The Chinese stock market has fallen 40% from its 2015 peak. By comparison the US market is only 10% down from its 2015 peak, and the Euro zone only 15%.

House prices in major Chinese cities are out of reach of most employees. 

Air quality in the same cities is poor because China relies disproportionately on coal as a source of energy. 

Meanwhile China does not have a comprehensive welfare state, so Chinese families have to rely on savings, sometimes in the form of stocks and shares, and house property, to provide for their retirement. The fall in the stock market will thus have a direct effect on many Chinese families.

I have visited China a number of times in the last few years. 

On one of those visits, in 2013, I drew the attention of my Chinese audience to the then latest IMF report on the country.

It contained warnings that will sound familiar to those who have studied recent Irish economic history.

The IMF talked, even then, of the risks in China of 

  • “a steady build up of leverage eroding the strength of the financial sector”,
  • “a boom in non traditional sources of credit”, and of the need to take
  • “steps to reduce moral hazard to ensure that banks do not engage in potentially destabilizing competition” .


On the other hand, The IMF recognised that China has very well capitalised banks.

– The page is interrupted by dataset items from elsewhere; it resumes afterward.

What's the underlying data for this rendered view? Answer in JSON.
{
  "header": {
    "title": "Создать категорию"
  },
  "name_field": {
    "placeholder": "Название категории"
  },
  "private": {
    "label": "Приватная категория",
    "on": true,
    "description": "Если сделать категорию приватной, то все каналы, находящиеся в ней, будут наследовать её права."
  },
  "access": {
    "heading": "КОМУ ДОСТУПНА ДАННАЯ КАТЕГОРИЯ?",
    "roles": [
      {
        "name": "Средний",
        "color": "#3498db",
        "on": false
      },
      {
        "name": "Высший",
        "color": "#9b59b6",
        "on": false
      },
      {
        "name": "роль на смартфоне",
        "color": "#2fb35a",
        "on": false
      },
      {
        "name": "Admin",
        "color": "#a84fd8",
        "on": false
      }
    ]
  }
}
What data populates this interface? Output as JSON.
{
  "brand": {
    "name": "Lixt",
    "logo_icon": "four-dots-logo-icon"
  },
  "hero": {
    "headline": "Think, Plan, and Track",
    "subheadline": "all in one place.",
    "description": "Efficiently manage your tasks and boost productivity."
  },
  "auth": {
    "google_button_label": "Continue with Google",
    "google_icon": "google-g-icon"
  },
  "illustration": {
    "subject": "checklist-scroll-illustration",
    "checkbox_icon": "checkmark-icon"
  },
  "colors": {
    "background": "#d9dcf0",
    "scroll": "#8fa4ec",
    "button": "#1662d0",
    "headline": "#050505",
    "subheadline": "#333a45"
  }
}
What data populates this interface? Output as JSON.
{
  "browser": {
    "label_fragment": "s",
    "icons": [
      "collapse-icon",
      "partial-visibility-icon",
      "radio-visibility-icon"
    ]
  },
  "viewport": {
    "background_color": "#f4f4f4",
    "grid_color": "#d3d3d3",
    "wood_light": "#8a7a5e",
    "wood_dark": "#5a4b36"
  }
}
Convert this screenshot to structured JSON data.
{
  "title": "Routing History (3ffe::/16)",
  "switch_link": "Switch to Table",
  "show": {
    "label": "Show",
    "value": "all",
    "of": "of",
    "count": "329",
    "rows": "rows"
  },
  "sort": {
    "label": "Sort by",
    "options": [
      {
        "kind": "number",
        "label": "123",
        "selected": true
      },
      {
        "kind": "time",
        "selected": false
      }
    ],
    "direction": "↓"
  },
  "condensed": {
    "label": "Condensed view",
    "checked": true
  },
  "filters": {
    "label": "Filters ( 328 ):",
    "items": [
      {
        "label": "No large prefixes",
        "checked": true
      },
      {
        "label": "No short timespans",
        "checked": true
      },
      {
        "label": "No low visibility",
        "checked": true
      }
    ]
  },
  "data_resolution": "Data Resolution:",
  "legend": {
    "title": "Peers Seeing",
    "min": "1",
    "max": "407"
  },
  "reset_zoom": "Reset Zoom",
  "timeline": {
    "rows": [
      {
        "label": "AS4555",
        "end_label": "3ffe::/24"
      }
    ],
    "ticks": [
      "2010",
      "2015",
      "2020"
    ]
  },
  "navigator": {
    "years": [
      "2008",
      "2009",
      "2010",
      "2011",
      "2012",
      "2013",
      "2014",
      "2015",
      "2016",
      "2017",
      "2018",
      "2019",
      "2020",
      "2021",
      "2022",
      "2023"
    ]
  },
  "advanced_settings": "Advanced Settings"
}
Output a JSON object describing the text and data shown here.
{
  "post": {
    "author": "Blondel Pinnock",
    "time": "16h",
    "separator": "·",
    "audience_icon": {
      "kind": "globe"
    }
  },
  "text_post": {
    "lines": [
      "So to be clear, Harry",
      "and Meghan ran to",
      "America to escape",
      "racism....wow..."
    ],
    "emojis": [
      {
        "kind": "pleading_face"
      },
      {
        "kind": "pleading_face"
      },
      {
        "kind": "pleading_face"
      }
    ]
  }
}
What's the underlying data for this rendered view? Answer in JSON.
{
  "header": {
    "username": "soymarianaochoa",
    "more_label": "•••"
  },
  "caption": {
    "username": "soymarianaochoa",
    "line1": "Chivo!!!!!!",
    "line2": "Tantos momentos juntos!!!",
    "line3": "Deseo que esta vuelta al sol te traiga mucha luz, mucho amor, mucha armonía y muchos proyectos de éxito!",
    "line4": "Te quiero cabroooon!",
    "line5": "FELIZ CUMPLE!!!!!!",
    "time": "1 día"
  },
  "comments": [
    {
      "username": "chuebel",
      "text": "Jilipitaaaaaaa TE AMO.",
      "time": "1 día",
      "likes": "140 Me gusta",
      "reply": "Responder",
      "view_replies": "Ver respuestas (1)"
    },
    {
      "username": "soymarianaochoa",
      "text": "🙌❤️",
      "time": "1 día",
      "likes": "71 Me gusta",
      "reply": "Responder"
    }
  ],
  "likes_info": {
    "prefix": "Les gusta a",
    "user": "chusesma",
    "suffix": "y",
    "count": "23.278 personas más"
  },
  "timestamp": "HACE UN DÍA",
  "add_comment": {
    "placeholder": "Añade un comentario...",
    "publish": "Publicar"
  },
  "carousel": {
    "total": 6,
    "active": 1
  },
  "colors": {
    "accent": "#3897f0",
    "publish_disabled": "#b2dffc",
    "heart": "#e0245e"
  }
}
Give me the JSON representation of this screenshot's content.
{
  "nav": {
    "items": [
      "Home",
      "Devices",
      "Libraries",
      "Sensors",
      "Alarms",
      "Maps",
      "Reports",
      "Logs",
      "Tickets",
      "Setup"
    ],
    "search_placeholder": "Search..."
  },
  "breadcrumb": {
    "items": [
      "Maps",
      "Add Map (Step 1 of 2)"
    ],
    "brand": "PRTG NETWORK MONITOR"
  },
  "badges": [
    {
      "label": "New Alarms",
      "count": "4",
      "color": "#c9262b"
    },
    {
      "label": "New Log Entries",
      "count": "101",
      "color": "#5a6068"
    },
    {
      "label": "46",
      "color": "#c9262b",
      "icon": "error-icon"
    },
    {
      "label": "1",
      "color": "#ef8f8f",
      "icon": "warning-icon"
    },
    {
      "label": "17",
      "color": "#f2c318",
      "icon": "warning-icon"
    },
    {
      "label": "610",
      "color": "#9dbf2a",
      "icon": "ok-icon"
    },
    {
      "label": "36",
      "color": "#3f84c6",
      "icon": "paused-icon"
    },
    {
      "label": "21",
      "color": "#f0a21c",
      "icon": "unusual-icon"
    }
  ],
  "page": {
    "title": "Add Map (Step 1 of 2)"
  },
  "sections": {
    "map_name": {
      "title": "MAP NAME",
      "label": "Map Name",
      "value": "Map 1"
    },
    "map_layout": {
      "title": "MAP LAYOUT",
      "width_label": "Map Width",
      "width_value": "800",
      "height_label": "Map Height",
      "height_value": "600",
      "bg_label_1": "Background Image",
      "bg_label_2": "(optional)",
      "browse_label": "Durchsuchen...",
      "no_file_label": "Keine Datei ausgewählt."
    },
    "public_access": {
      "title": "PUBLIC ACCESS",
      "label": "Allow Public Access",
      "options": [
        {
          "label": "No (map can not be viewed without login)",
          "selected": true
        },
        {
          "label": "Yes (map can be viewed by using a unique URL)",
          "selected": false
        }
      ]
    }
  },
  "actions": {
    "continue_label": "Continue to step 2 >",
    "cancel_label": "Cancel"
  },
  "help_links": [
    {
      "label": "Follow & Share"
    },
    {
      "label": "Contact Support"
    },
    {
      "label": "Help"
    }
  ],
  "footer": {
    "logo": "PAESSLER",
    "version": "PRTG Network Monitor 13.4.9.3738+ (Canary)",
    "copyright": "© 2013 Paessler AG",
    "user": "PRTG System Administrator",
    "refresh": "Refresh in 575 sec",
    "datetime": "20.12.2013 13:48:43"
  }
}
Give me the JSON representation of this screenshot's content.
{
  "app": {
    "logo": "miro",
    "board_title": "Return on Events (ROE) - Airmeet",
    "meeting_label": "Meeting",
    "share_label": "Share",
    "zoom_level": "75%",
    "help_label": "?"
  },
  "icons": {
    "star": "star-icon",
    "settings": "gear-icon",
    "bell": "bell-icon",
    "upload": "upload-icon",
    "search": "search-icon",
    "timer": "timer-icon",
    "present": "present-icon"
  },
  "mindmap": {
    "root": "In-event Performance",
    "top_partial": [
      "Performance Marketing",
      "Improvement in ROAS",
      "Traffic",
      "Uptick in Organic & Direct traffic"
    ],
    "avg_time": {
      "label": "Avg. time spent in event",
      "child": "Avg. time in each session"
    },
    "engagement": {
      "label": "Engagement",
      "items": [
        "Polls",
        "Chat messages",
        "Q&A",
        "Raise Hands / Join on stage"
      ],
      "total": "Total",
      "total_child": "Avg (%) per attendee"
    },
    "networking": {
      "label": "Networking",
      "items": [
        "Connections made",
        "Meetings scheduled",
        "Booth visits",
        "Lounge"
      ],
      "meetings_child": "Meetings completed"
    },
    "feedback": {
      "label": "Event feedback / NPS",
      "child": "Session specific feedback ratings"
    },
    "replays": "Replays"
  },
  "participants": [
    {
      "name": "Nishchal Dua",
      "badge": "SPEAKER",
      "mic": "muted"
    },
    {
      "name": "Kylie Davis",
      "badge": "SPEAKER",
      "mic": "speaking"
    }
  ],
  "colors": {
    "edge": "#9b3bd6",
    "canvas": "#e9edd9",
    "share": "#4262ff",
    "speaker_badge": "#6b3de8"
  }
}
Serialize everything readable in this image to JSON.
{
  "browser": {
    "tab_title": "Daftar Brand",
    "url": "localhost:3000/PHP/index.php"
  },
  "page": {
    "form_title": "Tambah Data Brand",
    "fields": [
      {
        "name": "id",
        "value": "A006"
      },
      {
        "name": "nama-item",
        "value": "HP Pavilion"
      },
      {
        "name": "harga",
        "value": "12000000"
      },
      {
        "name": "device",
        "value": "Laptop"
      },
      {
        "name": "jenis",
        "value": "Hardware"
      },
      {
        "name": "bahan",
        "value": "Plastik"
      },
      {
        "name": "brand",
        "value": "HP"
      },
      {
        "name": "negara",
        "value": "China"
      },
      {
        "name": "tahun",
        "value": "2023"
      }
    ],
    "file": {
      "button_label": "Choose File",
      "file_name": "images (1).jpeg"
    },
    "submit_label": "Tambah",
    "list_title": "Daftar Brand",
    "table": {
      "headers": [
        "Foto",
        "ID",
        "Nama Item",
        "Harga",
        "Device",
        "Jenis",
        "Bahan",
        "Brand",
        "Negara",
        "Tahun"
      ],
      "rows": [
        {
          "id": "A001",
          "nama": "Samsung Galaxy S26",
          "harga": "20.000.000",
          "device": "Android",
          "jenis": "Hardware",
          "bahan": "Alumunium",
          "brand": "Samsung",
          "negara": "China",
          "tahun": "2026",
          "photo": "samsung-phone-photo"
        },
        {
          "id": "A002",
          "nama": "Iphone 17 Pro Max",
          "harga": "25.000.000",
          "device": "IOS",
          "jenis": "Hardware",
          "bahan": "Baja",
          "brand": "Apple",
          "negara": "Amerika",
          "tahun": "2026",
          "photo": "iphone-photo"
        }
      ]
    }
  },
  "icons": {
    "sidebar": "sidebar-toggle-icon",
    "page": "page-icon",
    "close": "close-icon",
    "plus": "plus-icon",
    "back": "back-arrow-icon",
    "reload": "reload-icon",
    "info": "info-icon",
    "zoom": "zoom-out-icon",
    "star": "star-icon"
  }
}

Most commentators believed that the Chinese Communist party, with its immense concentration of talented people in key positions, would be able to manage the huge structural changes required in the Chinese economy. It was believed they could impose technocratic solutions more easily than would be possible in a democracy.

The changes required include

  • a  managed  dissipation of the stock market and housing bubbles, 
  • a shift China away from reliance on investment in physical infrastructure to support the economy, to a  western style reliance on consumer spending.At one stage China was pouring up to 40% of its GDP into physical investment. When one is investing to that extent, one is bound to be putting some of the money into projects that will never yield a return.
  • a shift away from coal to cleaner energy sources and
  • the inauguration of a welfare state which would facilitate the development of a consumer led economy and less speculative investment by savers trying to provide for their old age


The fact that the Chinese authorities have now had to revert to a policy of currency devaluation is worrying.

It suggests that the authorities are not as firmly in control of the situation as one might have thought, and may not be able after all to manage the structural changes required, without the sort of political turbulence we have seen in democratic countries.